China operates differently but draws on the same logic. Where the Houthis swarm and disrupt, China slices. Each move in the South China Sea, whether building an artificial island or using fishing vessels to block a Philippine resupply mission, is calibrated to stay small enough that it does not justify a war. The Maritime Militia, civilians in blue uniforms operating fishing boats, exploits Western legalism in the same way Iran’s proxies do. If an American destroyer fires on a fishing boat, the West becomes the aggressor. The massive military advantage the United States holds remains effectively unusable because there is no clean, legally defined act of war to respond to.
Kilcullen’s prescription draws on Byzantine history.
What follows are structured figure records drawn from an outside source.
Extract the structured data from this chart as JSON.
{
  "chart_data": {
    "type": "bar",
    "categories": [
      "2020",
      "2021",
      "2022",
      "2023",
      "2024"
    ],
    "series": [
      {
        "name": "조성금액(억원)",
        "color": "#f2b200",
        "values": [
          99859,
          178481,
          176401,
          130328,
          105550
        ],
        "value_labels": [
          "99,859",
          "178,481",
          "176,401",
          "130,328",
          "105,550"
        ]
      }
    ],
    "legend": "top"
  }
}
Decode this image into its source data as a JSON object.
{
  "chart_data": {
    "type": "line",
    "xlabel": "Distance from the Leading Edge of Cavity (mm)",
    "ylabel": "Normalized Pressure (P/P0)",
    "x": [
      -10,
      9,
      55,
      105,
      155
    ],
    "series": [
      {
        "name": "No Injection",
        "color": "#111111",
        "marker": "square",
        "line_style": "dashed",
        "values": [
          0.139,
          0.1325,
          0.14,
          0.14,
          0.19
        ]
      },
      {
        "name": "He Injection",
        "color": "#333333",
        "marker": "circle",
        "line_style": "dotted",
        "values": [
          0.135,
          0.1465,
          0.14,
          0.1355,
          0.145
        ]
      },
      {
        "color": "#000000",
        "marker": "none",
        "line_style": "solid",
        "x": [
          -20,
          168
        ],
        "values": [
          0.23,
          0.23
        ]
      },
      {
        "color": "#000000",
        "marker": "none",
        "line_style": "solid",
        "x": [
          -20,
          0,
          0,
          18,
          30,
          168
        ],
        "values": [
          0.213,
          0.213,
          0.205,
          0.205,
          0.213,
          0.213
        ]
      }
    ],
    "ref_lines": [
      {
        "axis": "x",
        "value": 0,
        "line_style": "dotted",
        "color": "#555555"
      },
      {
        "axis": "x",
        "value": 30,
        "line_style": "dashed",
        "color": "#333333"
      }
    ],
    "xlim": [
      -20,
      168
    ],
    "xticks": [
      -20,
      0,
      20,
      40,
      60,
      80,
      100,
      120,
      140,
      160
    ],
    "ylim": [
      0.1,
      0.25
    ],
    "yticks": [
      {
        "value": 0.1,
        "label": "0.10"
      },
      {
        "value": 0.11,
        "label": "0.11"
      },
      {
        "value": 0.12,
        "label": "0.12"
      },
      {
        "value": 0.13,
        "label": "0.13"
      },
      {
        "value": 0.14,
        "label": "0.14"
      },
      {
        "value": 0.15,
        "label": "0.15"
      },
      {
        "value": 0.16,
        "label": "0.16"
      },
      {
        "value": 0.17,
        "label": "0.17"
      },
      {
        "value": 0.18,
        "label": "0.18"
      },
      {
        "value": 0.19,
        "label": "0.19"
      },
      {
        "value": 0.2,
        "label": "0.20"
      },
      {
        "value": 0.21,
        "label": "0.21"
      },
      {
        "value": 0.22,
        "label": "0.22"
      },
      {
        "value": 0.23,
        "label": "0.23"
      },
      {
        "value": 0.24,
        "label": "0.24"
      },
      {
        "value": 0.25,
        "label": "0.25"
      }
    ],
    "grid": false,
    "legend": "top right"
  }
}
The Eastern Roman Empire survived for centuries against stronger enemies not through decisive battlefield victories but through defensive depth, alliances, economic leverage, intelligence networks, and patience. It focused on outlasting adversaries rather than crushing them. Kilcullen argues the West needs a similar pivot. The goal should not be to win every local encounter but to build enough resilience that liminal attacks lose their strategic value. If Western domestic systems can absorb disruptions in the Red Sea or the South China Sea without triggering political or economic crises at home, adversaries discover they are spending resources for diminishing returns.
That resilience framework points toward offshore balancing. Rather than maintaining expensive, high-profile presences in every contested littoral zone, the West empowers regional allies to serve as the primary buffer. The military shifts from direct actor to backstop. Local partners, who have permanent stakes in their regions, bear the forward burden. That lowers costs and forces adversaries to contend with actors who will not disengage when a news cycle moves on.
The honest tension in Kilcullen’s thinking is political rather than intellectual. His strategy requires democratic societies to accept permanent, low-level competition without a decisive victory to point to. It asks for patience, ambiguity, and sustained discipline across decades and across administrations. Democratic publics tend to prefer short wars with clear outcomes. Kilcullen’s framework offers neither. Success, in his model, looks like the stable political order continuing to function despite sustained pressure. That is a hard thing to sell, and he knows it. His work is widely admired among strategists and difficult to translate into policy for precisely that reason.